Community Based Forest Management (CBFM), di mana pengelolaan dan pengusahaan hutan tidak semata-mata ditujukan untuk kepentingan perusahaan tetapi juga untuk kepentingan masyarakat banyak. Perum Perhutani harus melibatkan masyarakat sekitar untuk berpartisipasi aktif dalam perencanaan, pengelolaan, hingga pengawasan.

Resources Based Forest Management (RBFM). Prinsip ini menegaskan bahwa usaha Perum Perhutani tidak semata-mata memproduksi kayu dan hasil hutan lainnya, tetapi meliputi pengelolaan ekosistem, termasuk seluruh sumberdaya yang terkandung di dalam maupun yang ada di permukaan lahan hutan seperti: air, galian C, agribisnis, wisata alam, dan lain sebagainya. Prinsip ini ditujukan untuk mengoptimalkan manfaat hutan bagi kesejateraan masyarakat.

Good Corporate Governance (GCG), penerapannya dalam seluruh aspek pengelolaan perusahaan. Artinya bahwa seluruh aktivitas pengelolaan perusahaan harus memenuhi azas transparansi, akuntabilitas, fairness, kemandirian, kewajaran serta bebas KKN (korupsi, kolusi, dan nepotisme). Prinsip ini juga ditujukan untuk perbaikan manajemen guna menjamin kelestarian hutan dan kelestarian perusahaan.
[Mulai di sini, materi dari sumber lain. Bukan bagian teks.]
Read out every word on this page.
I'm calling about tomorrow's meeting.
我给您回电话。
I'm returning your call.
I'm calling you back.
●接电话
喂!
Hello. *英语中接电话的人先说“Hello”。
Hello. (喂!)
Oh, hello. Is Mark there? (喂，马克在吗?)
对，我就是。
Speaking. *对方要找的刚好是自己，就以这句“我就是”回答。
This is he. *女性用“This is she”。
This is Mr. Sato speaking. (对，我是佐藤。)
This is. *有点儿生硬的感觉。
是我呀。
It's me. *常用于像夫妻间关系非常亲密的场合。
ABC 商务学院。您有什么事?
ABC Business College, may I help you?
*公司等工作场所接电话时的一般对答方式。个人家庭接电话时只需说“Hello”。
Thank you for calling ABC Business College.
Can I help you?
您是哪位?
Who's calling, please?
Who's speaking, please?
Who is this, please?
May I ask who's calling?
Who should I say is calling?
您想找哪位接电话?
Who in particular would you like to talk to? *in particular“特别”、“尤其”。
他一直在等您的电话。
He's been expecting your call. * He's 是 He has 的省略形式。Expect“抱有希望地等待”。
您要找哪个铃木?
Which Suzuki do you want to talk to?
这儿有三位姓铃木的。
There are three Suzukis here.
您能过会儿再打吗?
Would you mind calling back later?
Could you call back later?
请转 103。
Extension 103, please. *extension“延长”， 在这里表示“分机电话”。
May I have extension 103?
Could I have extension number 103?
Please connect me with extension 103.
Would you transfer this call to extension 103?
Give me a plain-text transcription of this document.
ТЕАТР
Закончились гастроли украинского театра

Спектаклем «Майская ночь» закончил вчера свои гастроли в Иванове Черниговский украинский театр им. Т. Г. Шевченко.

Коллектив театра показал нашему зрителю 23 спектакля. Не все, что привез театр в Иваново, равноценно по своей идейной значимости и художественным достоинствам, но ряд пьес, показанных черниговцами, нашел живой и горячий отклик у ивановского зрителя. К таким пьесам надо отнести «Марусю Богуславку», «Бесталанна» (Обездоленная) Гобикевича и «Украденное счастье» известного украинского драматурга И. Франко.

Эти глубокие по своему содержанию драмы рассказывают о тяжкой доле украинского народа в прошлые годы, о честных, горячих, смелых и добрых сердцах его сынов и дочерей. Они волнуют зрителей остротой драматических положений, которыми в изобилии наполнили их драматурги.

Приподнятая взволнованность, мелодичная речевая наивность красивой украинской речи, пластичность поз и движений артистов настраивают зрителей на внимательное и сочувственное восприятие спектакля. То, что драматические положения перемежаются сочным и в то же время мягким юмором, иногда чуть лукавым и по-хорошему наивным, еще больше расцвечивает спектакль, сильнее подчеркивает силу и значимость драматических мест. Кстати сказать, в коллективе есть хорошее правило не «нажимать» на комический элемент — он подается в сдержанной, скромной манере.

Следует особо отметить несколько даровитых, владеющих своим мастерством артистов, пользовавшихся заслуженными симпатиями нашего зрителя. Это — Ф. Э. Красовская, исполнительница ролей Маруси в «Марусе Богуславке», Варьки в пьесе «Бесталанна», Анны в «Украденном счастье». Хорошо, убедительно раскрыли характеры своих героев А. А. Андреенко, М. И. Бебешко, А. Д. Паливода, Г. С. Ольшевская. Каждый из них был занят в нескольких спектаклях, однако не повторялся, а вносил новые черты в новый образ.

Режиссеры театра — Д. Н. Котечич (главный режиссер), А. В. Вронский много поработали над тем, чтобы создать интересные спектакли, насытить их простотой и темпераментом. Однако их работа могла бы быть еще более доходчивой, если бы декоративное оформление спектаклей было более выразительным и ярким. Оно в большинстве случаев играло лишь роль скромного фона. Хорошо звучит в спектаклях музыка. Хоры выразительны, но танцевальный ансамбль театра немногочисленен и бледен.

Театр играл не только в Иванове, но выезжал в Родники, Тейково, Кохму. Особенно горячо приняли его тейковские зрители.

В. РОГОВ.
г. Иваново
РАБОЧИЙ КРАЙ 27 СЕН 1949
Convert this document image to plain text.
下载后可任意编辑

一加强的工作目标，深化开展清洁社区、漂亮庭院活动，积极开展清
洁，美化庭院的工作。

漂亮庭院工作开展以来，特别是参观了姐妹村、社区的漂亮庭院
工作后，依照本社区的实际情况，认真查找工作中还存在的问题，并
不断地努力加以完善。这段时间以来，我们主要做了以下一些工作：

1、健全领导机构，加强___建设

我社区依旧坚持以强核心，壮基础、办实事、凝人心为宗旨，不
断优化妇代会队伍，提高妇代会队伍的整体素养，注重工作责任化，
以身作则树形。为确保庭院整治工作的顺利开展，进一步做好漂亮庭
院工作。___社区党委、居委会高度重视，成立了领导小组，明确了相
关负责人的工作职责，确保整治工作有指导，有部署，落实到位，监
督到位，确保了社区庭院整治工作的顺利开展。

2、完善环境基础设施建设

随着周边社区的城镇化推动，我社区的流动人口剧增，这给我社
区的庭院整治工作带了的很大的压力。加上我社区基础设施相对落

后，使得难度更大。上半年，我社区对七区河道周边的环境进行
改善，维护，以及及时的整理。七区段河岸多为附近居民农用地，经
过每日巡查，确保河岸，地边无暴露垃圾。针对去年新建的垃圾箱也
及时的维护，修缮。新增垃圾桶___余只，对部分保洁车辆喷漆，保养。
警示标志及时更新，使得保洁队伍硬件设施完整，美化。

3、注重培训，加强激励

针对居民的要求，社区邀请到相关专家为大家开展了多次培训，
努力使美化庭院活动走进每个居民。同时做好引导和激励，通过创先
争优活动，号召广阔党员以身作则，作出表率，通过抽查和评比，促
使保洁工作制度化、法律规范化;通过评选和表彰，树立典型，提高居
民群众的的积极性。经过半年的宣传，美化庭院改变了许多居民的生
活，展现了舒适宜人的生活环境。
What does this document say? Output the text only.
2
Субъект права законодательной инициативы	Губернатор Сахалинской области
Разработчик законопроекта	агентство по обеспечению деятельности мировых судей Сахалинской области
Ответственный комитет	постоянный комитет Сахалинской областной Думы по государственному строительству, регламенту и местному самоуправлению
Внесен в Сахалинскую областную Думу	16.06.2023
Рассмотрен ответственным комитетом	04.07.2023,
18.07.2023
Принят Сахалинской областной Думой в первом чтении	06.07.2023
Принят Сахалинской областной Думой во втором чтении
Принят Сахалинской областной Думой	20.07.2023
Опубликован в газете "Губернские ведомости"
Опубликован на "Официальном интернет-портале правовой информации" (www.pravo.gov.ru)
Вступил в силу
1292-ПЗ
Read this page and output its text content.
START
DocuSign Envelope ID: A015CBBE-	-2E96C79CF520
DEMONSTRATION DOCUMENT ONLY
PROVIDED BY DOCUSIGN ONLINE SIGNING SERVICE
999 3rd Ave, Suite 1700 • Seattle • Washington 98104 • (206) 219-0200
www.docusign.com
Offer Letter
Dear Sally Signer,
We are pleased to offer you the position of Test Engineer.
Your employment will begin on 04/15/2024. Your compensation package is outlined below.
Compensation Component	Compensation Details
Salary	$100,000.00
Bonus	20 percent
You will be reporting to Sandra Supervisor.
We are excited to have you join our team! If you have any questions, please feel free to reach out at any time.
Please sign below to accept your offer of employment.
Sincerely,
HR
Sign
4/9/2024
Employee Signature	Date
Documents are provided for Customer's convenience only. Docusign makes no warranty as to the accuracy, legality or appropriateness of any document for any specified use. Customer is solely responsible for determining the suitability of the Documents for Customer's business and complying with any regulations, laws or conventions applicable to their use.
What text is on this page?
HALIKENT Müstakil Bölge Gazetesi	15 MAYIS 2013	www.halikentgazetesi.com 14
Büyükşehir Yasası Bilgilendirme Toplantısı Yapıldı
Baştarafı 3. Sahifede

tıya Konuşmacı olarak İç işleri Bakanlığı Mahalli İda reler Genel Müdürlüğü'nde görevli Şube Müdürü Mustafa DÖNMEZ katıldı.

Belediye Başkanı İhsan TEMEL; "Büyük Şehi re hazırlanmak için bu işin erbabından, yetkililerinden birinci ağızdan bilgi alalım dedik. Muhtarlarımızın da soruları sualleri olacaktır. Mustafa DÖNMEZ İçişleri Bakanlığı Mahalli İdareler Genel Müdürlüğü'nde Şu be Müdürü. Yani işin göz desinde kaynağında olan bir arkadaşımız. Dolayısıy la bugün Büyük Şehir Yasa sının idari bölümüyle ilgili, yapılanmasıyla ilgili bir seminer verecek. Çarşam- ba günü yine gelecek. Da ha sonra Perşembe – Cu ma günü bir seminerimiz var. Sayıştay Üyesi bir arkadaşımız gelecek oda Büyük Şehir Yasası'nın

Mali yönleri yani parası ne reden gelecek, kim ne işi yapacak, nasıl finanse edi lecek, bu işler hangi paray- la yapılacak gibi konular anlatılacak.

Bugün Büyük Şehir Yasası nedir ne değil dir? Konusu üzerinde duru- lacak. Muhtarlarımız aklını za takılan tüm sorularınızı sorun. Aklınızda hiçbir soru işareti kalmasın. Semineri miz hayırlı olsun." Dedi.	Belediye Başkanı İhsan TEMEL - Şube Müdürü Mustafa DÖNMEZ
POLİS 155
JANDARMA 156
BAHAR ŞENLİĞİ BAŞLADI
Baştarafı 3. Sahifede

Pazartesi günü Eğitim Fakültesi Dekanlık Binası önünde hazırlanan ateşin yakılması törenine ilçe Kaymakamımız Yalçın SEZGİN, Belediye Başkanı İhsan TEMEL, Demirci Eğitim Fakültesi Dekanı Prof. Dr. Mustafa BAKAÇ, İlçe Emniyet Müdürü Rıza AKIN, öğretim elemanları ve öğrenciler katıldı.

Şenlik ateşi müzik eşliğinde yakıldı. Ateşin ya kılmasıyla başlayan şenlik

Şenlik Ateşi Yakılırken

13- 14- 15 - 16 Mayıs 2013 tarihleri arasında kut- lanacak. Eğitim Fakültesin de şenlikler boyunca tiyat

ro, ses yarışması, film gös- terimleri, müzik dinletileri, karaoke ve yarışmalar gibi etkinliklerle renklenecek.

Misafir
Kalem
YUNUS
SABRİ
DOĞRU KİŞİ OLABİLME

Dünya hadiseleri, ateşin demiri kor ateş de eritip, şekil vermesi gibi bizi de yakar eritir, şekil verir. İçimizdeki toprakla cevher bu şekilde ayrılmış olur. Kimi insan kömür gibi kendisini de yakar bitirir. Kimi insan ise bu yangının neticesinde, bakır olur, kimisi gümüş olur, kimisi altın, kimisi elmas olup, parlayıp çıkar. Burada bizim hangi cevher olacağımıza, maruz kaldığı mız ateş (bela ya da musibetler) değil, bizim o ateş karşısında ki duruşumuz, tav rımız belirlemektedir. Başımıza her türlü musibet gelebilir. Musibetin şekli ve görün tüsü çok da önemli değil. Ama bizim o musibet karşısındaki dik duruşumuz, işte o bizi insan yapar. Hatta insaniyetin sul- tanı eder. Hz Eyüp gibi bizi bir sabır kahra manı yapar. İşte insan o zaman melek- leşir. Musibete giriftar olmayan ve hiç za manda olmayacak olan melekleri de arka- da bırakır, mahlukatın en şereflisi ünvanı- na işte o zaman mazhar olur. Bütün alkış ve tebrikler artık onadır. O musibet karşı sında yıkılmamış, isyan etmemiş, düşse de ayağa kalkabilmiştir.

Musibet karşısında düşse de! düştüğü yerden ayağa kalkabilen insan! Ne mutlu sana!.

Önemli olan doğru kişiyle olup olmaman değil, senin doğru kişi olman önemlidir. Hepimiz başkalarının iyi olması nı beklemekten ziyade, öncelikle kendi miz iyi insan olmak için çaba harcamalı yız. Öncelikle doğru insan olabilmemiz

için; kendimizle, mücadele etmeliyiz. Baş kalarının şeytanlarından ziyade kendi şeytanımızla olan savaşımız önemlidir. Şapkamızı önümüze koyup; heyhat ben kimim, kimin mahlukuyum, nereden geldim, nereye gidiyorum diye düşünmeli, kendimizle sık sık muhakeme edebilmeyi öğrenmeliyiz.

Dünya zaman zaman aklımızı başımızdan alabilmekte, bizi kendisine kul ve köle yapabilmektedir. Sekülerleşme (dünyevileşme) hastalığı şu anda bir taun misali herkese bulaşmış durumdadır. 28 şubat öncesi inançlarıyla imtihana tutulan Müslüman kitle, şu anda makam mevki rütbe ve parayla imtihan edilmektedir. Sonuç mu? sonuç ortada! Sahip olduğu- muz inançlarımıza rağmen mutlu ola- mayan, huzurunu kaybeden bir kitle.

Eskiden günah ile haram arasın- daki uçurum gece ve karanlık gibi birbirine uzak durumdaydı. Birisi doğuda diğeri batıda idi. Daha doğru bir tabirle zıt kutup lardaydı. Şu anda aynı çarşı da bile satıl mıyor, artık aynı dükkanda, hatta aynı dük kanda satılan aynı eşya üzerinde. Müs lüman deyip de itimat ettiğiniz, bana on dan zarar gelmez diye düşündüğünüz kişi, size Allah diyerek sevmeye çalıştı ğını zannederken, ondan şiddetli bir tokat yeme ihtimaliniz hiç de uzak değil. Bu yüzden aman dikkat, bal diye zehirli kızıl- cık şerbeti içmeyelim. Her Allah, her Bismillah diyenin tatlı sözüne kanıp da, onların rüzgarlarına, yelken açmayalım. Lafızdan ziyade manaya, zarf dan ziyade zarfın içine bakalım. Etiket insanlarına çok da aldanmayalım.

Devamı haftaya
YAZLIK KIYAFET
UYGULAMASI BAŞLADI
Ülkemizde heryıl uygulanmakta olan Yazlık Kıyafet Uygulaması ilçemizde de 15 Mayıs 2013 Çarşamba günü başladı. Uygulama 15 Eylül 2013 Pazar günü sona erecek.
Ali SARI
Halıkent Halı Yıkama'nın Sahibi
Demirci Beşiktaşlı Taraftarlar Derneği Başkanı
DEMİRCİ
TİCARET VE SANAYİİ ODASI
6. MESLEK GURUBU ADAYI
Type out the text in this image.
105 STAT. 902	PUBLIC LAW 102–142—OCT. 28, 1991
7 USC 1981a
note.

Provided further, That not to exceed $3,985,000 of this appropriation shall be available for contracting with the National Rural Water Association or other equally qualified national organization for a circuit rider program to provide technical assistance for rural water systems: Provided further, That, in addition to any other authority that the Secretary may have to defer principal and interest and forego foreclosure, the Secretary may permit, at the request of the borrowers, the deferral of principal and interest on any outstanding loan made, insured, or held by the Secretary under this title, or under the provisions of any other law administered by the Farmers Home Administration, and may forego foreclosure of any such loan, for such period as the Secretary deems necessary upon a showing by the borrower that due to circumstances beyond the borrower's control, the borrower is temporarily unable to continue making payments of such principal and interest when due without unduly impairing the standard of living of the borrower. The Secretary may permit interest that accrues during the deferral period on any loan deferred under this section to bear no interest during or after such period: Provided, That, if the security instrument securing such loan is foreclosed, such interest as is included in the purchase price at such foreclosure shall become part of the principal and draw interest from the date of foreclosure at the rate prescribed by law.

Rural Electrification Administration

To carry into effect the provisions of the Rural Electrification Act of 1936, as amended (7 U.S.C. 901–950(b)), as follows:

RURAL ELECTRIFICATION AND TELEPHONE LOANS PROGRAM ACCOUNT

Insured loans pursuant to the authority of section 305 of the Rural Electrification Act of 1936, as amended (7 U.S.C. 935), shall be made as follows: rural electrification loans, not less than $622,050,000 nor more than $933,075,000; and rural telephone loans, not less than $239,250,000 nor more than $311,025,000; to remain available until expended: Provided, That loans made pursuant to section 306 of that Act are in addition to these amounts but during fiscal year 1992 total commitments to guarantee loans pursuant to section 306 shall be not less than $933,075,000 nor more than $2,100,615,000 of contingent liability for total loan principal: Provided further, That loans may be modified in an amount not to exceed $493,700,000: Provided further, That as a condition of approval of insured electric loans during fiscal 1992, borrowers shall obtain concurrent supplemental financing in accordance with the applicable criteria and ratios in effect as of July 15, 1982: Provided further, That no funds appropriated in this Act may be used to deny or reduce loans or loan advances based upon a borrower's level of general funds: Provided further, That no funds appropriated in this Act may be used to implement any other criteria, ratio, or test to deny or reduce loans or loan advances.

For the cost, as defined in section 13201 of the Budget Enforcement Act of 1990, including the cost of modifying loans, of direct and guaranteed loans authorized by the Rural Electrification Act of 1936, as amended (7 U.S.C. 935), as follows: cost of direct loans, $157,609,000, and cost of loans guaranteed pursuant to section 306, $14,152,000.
Sustainable Forest Management (SFM), dalam pengelolaan sumberdaya hutannya Perum Perhutani menerapkan prinsip-prinsip pengelolaan hutan lestari.

Kedua prinsip yang pertama di atas dijabarkan dalam sistem Pengelolaan Sumberdaya Hutan Bersama Masyarakat (PHBM) dengan azas kemanfaatan hutan bagi kesejahteraan masyarakat.